Tout distingue Gin de l’univers où elle vit. D’abord son mari, M. Toad, collectionneur de corsets de l’époque victorienne, étranger à la musique qu’elle joue sur son piano, mais séduit par cette qualité toutefois lorsqu’il l’entend dans l’hôpital psychiatrique où le beau-père de Gin l’a fait interner. Abusivement. L’Ouest australien ensuite, où le couple s’installe. Là-bas, dans ce coin reculé, oublié au fond du bush crasseux et poussiéreux, les rustres qui font son voisinage avec les cacatoès, les pies, les kangourous et les troglodytes, la considèrent avec méfiance et même rejettent cette femme musicienne, albinos, différente. La discrimination n’est pas nouvelle. Sa peau blanche paraissait « pornographique » à son beau-père et autrefois ses camarades de classe la moquaient en scandant : « Blanche comme le gommier fantôme et le gommier neige, la petite Gin Boyle est moins belle que Blanche-Neige ».

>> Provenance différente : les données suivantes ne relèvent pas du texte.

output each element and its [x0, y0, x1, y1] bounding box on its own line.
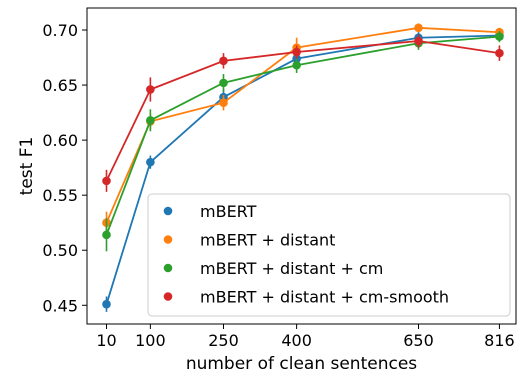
data-point: [414, 23, 423, 33]
data-point: [219, 98, 228, 107]
data-point: [146, 85, 155, 94]
chart-marks: [102, 23, 504, 312]
x-tick-label: 250: [208, 331, 239, 350]
data-point: [102, 176, 111, 186]
series-3: [102, 34, 504, 192]
y-tick-label: 0.60: [42, 131, 78, 150]
series-line: [105, 34, 500, 305]
legend-label: mBERT + distant: [200, 231, 335, 250]
legend-label: mBERT + distant + cm-smooth: [200, 288, 449, 307]
data-point: [219, 56, 228, 66]
x-tick-label: 816: [484, 331, 515, 350]
data-point: [495, 32, 504, 41]
legend-marker: [163, 292, 173, 301]
y-tick-label: 0.45: [42, 296, 78, 315]
x-tick-label: 650: [403, 331, 434, 350]
data-point: [102, 230, 111, 240]
series-line: [105, 40, 500, 182]
data-point: [219, 78, 228, 88]
data-point: [495, 48, 504, 58]
legend-marker: [163, 206, 173, 216]
data-point: [146, 116, 155, 125]
y-tick-label: 0.70: [42, 21, 78, 40]
x-tick-label: 10: [96, 331, 116, 350]
x-tick-label: 400: [281, 331, 312, 350]
legend-marker: [163, 263, 173, 273]
data-point: [292, 60, 301, 70]
series-line: [105, 35, 500, 236]
y-tick-label: 0.50: [42, 241, 78, 260]
y-tick-label: 0.65: [42, 76, 78, 95]
data-point: [414, 36, 423, 46]
chart-axes: 0.45 0.50 0.55 0.60 0.65 0.70 10 100 250 400 650 81…: [42, 7, 517, 350]
legend-label: mBERT + distant + cm: [200, 259, 383, 278]
legend-box: [147, 193, 511, 317]
legend-marker: [163, 235, 173, 244]
x-axis-label: number of clean sentences: [186, 354, 417, 374]
data-point: [102, 299, 111, 309]
data-point: [292, 47, 301, 57]
legend: mBERT mBERT + distant mBERT + distant + cm…: [147, 193, 511, 317]
x-tick-label: 100: [135, 331, 166, 350]
legend-label: mBERT: [200, 202, 257, 221]
y-axis-label: test F1: [17, 137, 37, 196]
y-tick-label: 0.55: [42, 186, 78, 205]
plot-frame: [86, 7, 517, 325]
data-point: [146, 157, 155, 167]
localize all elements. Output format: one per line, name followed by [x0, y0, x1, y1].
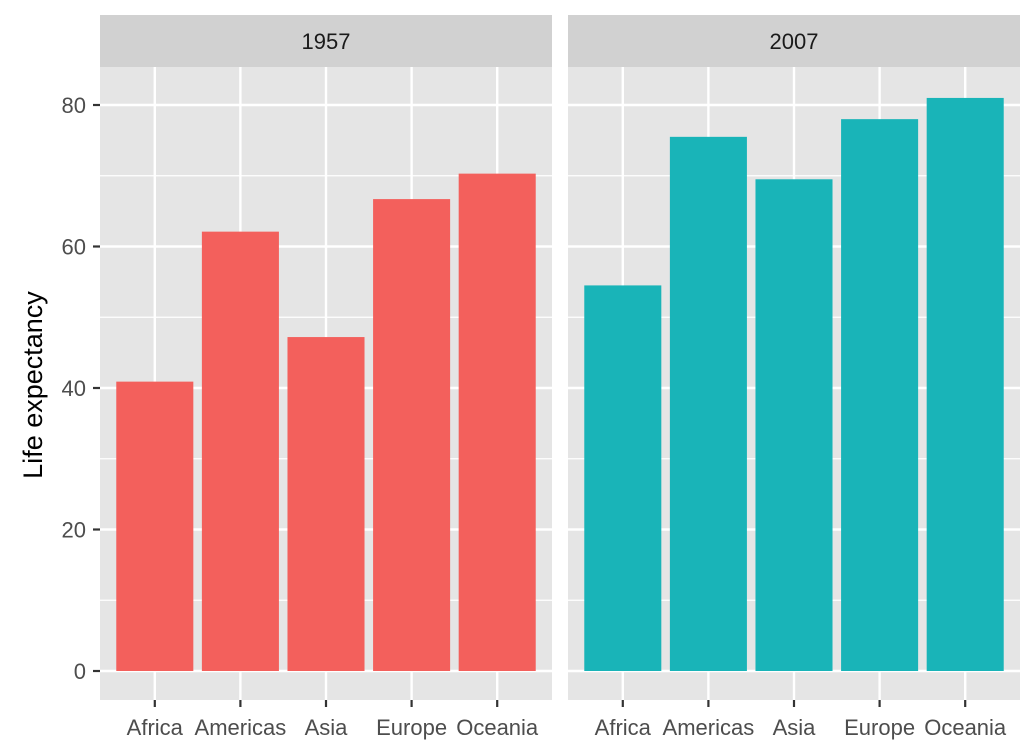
facet-strip-label: 1957 — [302, 29, 351, 54]
facet-panel-1957: 1957 Africa Americas Asia Europe Oceania — [100, 15, 552, 740]
x-tick-label-africa: Africa — [127, 715, 184, 740]
facet-strip — [100, 15, 552, 67]
x-tick-label-asia: Asia — [773, 715, 817, 740]
y-tick-label-60: 60 — [62, 235, 86, 260]
bar-2007-americas — [669, 136, 747, 671]
x-tick-label-oceania: Oceania — [456, 715, 539, 740]
x-tick-label-europe: Europe — [376, 715, 447, 740]
bar-1957-americas — [201, 231, 279, 671]
x-tick-label-africa: Africa — [595, 715, 652, 740]
y-axis: 0 20 40 60 80 — [62, 93, 100, 684]
x-tick-label-asia: Asia — [305, 715, 349, 740]
facet-strip — [568, 15, 1020, 67]
y-axis-title: Life expectancy — [18, 291, 48, 479]
x-tick-label-americas: Americas — [195, 715, 287, 740]
y-tick-label-40: 40 — [62, 376, 86, 401]
bar-2007-asia — [755, 179, 833, 671]
facet-strip-label: 2007 — [770, 29, 819, 54]
bar-2007-africa — [584, 285, 662, 671]
y-tick-label-0: 0 — [74, 659, 86, 684]
bar-1957-asia — [287, 337, 365, 671]
bar-2007-europe — [841, 119, 919, 671]
y-tick-label-20: 20 — [62, 518, 86, 543]
y-tick-label-80: 80 — [62, 93, 86, 118]
bar-1957-europe — [373, 199, 451, 671]
x-tick-label-americas: Americas — [663, 715, 755, 740]
facet-panels: 1957 Africa Americas Asia Europe Oceania 2007 A… — [100, 15, 1020, 740]
bar-2007-oceania — [926, 97, 1004, 672]
x-tick-label-oceania: Oceania — [924, 715, 1007, 740]
bar-1957-africa — [116, 381, 194, 671]
x-tick-label-europe: Europe — [844, 715, 915, 740]
bar-1957-oceania — [458, 173, 536, 671]
facet-panel-2007: 2007 Africa Americas Asia Europe Oceania — [568, 15, 1020, 740]
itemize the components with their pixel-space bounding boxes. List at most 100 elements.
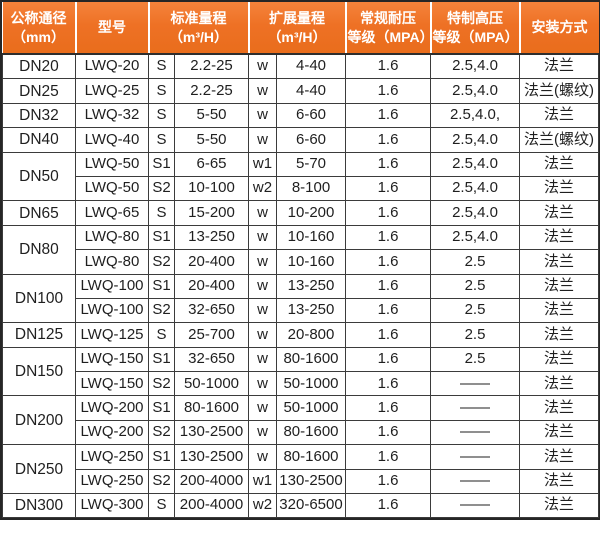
cell-install-method: 法兰 xyxy=(519,346,599,373)
cell-high-pressure: —— xyxy=(430,468,520,495)
table-row: LWQ-200 S2 130-2500 w 80-1600 1.6 —— 法兰 xyxy=(3,419,599,446)
cell-model: LWQ-200 xyxy=(75,395,149,421)
cell-standard-range: 10-100 xyxy=(174,175,249,202)
cell-normal-pressure: 1.6 xyxy=(345,468,431,495)
cell-standard-range-code: S2 xyxy=(148,371,175,397)
cell-extended-range: 130-2500 xyxy=(276,468,346,495)
cell-normal-pressure: 1.6 xyxy=(345,151,431,177)
cell-normal-pressure: 1.6 xyxy=(345,395,431,421)
cell-nominal-diameter: DN300 xyxy=(2,493,76,519)
table-row: DN20 LWQ-20 S 2.2-25 w 4-40 1.6 2.5,4.0 法兰 xyxy=(2,53,599,80)
cell-extended-range: 6-60 xyxy=(276,127,346,153)
cell-install-method: 法兰 xyxy=(519,151,599,177)
cell-extended-range: 10-200 xyxy=(276,200,346,226)
cell-standard-range-code: S xyxy=(148,102,175,129)
cell-normal-pressure: 1.6 xyxy=(345,322,431,348)
cell-standard-range: 20-400 xyxy=(174,249,249,275)
cell-model: LWQ-80 xyxy=(75,249,149,275)
table-row: DN32 LWQ-32 S 5-50 w 6-60 1.6 2.5,4.0, 法兰 xyxy=(2,102,599,129)
cell-high-pressure: 2.5 xyxy=(430,322,520,348)
cell-install-method: 法兰 xyxy=(519,297,599,324)
cell-standard-range-code: S2 xyxy=(148,419,175,446)
flowmeter-spec-table: 公称通径 （mm） 型号 标准量程 （m³/H） 扩展量程 （m³/H） 常规耐… xyxy=(2,2,599,519)
cell-high-pressure: 2.5 xyxy=(430,346,520,373)
cell-standard-range-code: S1 xyxy=(148,151,175,177)
cell-normal-pressure: 1.6 xyxy=(345,419,431,446)
cell-extended-range-code: w xyxy=(248,127,277,153)
col-header-model: 型号 xyxy=(74,2,150,55)
cell-normal-pressure: 1.6 xyxy=(345,224,431,251)
cell-install-method: 法兰 xyxy=(519,175,599,202)
col-header-extended-range: 扩展量程 （m³/H） xyxy=(247,2,347,55)
cell-model: LWQ-250 xyxy=(75,468,149,495)
table-row: DN250 LWQ-250 S1 130-2500 w 80-1600 1.6 —— 法兰 xyxy=(2,444,599,495)
header-line: （m³/H） xyxy=(168,28,229,45)
table-row: LWQ-50 S2 10-100 w2 8-100 1.6 2.5,4.0 法兰 xyxy=(3,175,599,202)
cell-nominal-diameter: DN50 xyxy=(2,151,76,202)
cell-model: LWQ-32 xyxy=(75,102,149,129)
table-row: DN25 LWQ-25 S 2.2-25 w 4-40 1.6 2.5,4.0 法兰(螺纹) xyxy=(2,78,599,104)
cell-standard-range-code: S xyxy=(148,78,175,104)
cell-install-method: 法兰 xyxy=(519,200,599,226)
cell-standard-range-code: S1 xyxy=(148,224,175,251)
cell-model: LWQ-25 xyxy=(75,78,149,104)
table-row: LWQ-250 S2 200-4000 w1 130-2500 1.6 —— 法兰 xyxy=(3,468,599,495)
cell-high-pressure: 2.5,4.0 xyxy=(430,151,520,177)
cell-extended-range: 80-1600 xyxy=(276,419,346,446)
cell-normal-pressure: 1.6 xyxy=(345,273,431,299)
header-line: （m³/H） xyxy=(267,28,327,45)
cell-high-pressure: 2.5 xyxy=(430,249,520,275)
spec-table-frame: 公称通径 （mm） 型号 标准量程 （m³/H） 扩展量程 （m³/H） 常规耐… xyxy=(0,0,600,521)
cell-standard-range: 200-4000 xyxy=(174,493,249,519)
cell-nominal-diameter: DN200 xyxy=(2,395,76,446)
header-line: 等级（MPA） xyxy=(432,28,519,45)
cell-nominal-diameter: DN32 xyxy=(2,102,76,129)
cell-extended-range-code: w xyxy=(248,200,277,226)
cell-extended-range: 4-40 xyxy=(276,78,346,104)
cell-model: LWQ-40 xyxy=(75,127,149,153)
cell-standard-range-code: S1 xyxy=(148,273,175,299)
cell-normal-pressure: 1.6 xyxy=(345,78,431,104)
cell-nominal-diameter: DN100 xyxy=(2,273,76,324)
cell-high-pressure: —— xyxy=(430,395,520,421)
table-row: DN100 LWQ-100 S1 20-400 w 13-250 1.6 2.5 法兰 xyxy=(2,273,599,324)
cell-standard-range: 2.2-25 xyxy=(174,78,249,104)
cell-normal-pressure: 1.6 xyxy=(345,53,431,80)
cell-standard-range: 130-2500 xyxy=(174,419,249,446)
cell-extended-range-code: w xyxy=(248,78,277,104)
cell-nominal-diameter: DN80 xyxy=(2,224,76,275)
cell-standard-range: 32-650 xyxy=(174,346,249,373)
table-row: LWQ-80 S2 20-400 w 10-160 1.6 2.5 法兰 xyxy=(3,249,599,275)
header-line: 常规耐压 xyxy=(360,10,416,27)
cell-model: LWQ-50 xyxy=(75,151,149,177)
cell-standard-range-code: S xyxy=(148,322,175,348)
cell-model: LWQ-80 xyxy=(75,224,149,251)
cell-standard-range-code: S xyxy=(148,200,175,226)
cell-standard-range: 25-700 xyxy=(174,322,249,348)
table-row: DN125 LWQ-125 S 25-700 w 20-800 1.6 2.5 法兰 xyxy=(2,322,599,348)
cell-extended-range-code: w xyxy=(248,419,277,446)
table-row: DN200 LWQ-200 S1 80-1600 w 50-1000 1.6 —— 法兰 xyxy=(2,395,599,446)
table-row: DN40 LWQ-40 S 5-50 w 6-60 1.6 2.5,4.0 法兰(螺纹) xyxy=(2,127,599,153)
cell-install-method: 法兰 xyxy=(519,53,599,80)
header-line: 公称通径 xyxy=(10,10,67,27)
cell-high-pressure: —— xyxy=(430,371,520,397)
cell-normal-pressure: 1.6 xyxy=(345,444,431,470)
cell-nominal-diameter: DN25 xyxy=(2,78,76,104)
cell-standard-range: 130-2500 xyxy=(174,444,249,470)
cell-standard-range: 32-650 xyxy=(174,297,249,324)
cell-normal-pressure: 1.6 xyxy=(345,200,431,226)
cell-install-method: 法兰 xyxy=(519,273,599,299)
cell-standard-range: 5-50 xyxy=(174,102,249,129)
cell-extended-range-code: w xyxy=(248,102,277,129)
cell-install-method: 法兰 xyxy=(519,444,599,470)
cell-standard-range-code: S2 xyxy=(148,175,175,202)
cell-standard-range: 200-4000 xyxy=(174,468,249,495)
cell-extended-range-code: w2 xyxy=(248,493,277,519)
table-row: DN65 LWQ-65 S 15-200 w 10-200 1.6 2.5,4.0 法兰 xyxy=(2,200,599,226)
cell-normal-pressure: 1.6 xyxy=(345,249,431,275)
cell-standard-range: 15-200 xyxy=(174,200,249,226)
cell-standard-range-code: S xyxy=(148,493,175,519)
cell-standard-range-code: S2 xyxy=(148,297,175,324)
cell-high-pressure: 2.5,4.0, xyxy=(430,102,520,129)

Nous sommes en 1944 et soudain une lumière s’allume dans l’univers de Gin. Deux prisonniers de guerre italiens font leur apparition. Dès 1941 et jusqu’en 1947, dix-huit mille prisonniers italiens furent en effet envoyés en Australie par les autorités britanniques. A partir de 1943, ils servent de main-d’œuvre dans les fermes et quand Mussolini enfin se rend, la situation est inédite. Elle transforme ces hommes en prisonniers qui ne sont soudain plus des ennemis. Ils travaillent alors sans surveillance dans des fermes isolées. Comme celle de Toad et de Gin où débarquent Antonio et John. L’histoire prend alors un autre relief. La vie intérieure de Gin change brutalement. Désormais, Antonio prononce son prénom avec une telle douceur que le duvet de sa nuque se hérisse. Gin aime le gilet qu’il porte sans chemise en dessous, à même la peau. Avec lui, la musique revient aussi dans sa vie et forcément on imagine une histoire d’amour salvatrice, le passage d’une obscurité à une clarté. Le roman de Goldie Goldbloom est riche de mille autres qualités, de nuances, de fièvre qui se contient, de l’appel des sens, du départ soudain d’Antonio et qu’elle cherche jusqu’en Italie, en vain. Trouvant, dans ce pays, les traces des horreurs de la guerre. Trouvant aussi, peut-être la force de revenir à elle, vers les siens.
Serge Airoldi
Gin et les Italiens
Goldie Goldbloom
Traduit de l’anglais (Australie) par Eric Chédaille,
Christian Bourgois, 420 pages, 23 €
Domaine étranger Gin et les Italiens
mai 2011 | Le Matricule des Anges n°123
| par
Serge Airoldi
Un livre
Par
Serge Airoldi
Le Matricule des Anges n°123
, mai 2011.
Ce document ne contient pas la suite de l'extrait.